Jimmy Lovelace | |
Birth Name: | James Ross Lovelace |
Birth Date: | 6 February 1940 |
Birth Place: | Kansas City, Missouri, U.S. |
Death Place: | Manhattan, New York |
Genre: | Jazz |
Occupation: | Musician |
Instrument: | Drums |
James Ross Lovelace (February 6, 1940 - October 29, 2004) was an American jazz drummer.
He was born in Kansas City, Missouri. By the early 1960s, he had begun performing in jazz clubs in New York City. From the mid-1960s to the 1980s, he was a session musician on albums by performers such as Junior Mance, Tony Scott, George Benson, and Wes Montgomery, with whom he also played regularly.
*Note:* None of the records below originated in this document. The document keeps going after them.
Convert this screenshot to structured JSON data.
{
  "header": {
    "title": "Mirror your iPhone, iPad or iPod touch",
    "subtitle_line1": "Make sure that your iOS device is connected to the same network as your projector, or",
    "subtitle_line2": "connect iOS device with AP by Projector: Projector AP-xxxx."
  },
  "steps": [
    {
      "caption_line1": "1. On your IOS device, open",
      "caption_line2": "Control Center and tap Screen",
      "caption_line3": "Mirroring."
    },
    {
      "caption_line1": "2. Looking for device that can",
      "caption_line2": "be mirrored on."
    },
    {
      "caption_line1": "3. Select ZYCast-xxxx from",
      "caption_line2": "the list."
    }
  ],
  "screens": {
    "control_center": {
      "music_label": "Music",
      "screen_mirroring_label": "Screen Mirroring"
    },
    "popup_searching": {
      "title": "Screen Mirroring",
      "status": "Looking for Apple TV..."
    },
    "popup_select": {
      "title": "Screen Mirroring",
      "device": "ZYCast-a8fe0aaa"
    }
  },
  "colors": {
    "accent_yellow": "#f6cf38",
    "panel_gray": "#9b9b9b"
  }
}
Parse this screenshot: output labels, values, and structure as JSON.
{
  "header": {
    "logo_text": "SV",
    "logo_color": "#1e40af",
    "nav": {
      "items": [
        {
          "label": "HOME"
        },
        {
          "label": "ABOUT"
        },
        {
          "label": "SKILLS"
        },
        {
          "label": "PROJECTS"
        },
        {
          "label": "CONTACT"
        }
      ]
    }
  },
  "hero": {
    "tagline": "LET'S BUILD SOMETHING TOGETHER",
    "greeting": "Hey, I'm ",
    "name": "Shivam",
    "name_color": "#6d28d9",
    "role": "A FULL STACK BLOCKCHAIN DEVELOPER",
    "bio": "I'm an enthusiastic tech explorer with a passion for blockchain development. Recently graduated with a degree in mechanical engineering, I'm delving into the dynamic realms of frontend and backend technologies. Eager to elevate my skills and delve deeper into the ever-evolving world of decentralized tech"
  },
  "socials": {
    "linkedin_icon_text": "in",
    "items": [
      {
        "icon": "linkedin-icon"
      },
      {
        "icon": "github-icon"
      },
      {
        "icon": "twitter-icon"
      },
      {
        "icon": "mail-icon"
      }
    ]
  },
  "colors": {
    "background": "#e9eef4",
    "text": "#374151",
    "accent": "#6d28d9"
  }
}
In 1967 he played on the debut album by singer-songwriter Leonard Cohen.[1] [2]
In later years, he regularly played at Smalls Jazz Club in West Village, with pianist Frank Hewitt, and as a member of the band Across 7 Street, that also featured Sacha Perry (piano),Chris Byars (saxophone), and Ari Roland (bass). They released an album, The Eternal Pyramid, in 2004.[1] [2]
He died from pancreatic cancer in Manhattan in 2004, at the age of 64.[2]
Pianist Brad Mehldau described playing with Lovelace: "He had a swing that was right down the middle — maybe comparable to Art Taylor, but all his own. Whereas Jimmy Cobb and others had pulled me, Lovelace held me in place with his beat, gently but absolutely."[3]